Le vent n’existe que lorsqu’il s’évanouit


Lettre à Dawit Isaak

 

Je vous écris avec le vent.

Celui qui vous disperse à chaque instant, vous, visage affadi d’années sans appel. Le vent, le vôtre, le mien : le même. Qu’il siffle à votre oreille les mots que je vous offre.

Je vous écris avec le vent.

Celui-là même qui a arraché les arbres matures par leurs racines dans le petit bois de mon grand-père.

Ni mon père ni moi n’étions là pour l’entendre, le vent sans regret ravager les années. Cependant les troncs parlent. Ils racontent comment et où on les a cassés. Il suffit de regarder. Il suffit d’écouter.

La nuit où le vent les a pris, nous dormions à demie, le cœur soulevé par les rafales, un mal de mer les pieds à terre. Les murs de ma chambre vibraient, la tête de mon lit se heurtait au mur à chaque bourrasque, comme pour s’assommer, pour ne plus entendre. Les couvertures sur ma tête ne suffisaient pas à taire le drame. Le chat pleurait sans larmes, terré sous le lit. Je retrouvais dans mes nausées un goût acide d’enfance, pas celle qu’on berce, celle qu’on secoue. L’enfance air glacé peau épaisse. Celle qui s’envole depuis toujours.

Je vous écris avec le vent. Celui de ma mémoire.

Ce vent d’enfance, celle d’une autre, que je retrouve à chaque réveil. Je tire une maille de temps dans le tissage de mes ancêtres et je retrouve mon chemin vers les criants débuts.

la grange les oies la vieille ford

 les murs le fleuve les mois grand-mère si petite son chapelet mains crispées

 les fruits mûrs les moteurs la jument qui se meurt

la honte la faim la peau la tôle fripée les cris les rires des enfants confisqués

la traverse eau gelée un canot revient allège

 les mois les mois la foi les disparus les retrouvés

 

Le vent taille les os. J’ai les jarrets grugés, mais j’ai appris à marcher droit.

Je me demande s’il vous prend la nuit, le même vent vicieux. Il est partout, celui qui voyage léger. Celui qui frappe et ne souffre jamais. Le vent. L’épitome de la liberté.

C’est à cause du vent. La folie d’un enfant et la mort de deux autres. C’est à cause du vent. La caravane de la voisine en cavale. Les toits déshabillés. C’est à cause du vent. Les arbres matures morts au combat. C’est à cause du vent. Mais le vent ne prend pas de faute.

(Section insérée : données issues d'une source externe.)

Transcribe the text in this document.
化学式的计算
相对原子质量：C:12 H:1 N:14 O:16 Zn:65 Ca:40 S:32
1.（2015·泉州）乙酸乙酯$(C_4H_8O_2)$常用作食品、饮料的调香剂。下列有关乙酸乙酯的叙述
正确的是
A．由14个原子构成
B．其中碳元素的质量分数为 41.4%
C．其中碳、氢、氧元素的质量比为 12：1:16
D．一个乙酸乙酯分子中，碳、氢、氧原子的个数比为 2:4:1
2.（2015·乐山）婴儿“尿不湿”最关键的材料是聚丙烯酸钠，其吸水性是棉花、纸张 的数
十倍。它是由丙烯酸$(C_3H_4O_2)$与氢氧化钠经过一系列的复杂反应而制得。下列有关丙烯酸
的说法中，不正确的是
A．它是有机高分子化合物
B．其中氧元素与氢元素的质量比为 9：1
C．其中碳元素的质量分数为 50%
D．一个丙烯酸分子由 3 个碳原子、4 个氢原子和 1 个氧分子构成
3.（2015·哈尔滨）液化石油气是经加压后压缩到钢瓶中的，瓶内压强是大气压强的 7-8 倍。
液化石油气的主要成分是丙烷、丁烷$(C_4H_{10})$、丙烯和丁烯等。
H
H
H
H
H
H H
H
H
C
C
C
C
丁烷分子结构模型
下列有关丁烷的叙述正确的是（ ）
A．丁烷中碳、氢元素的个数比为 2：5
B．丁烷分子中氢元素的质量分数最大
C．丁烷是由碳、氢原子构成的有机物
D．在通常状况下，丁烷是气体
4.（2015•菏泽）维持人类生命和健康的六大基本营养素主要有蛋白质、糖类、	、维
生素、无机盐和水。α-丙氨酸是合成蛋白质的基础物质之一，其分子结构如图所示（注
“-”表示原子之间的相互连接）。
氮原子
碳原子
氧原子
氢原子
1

Le vent écrase au sol. Le vent porte plus loin. Le vent abat le bois. Le vent attise la flamme. Le vent réchauffe les os.

Je ne sais pas aimer le vent. Je ne sais pas le haïr. Je le respecte car il se meut. Sans moi.

La liberté me frôle le dos, comme une rumeur que je ne saisirai jamais vraiment. Elle est le vent de mon enfance qui souffle sans relâche. Elle se révèle lorsqu’un matin ciel clair, on ne l’entend plus souffler. Brillant par son absence. Le vent pour moi n’existe que lorsqu’il s’évanouit.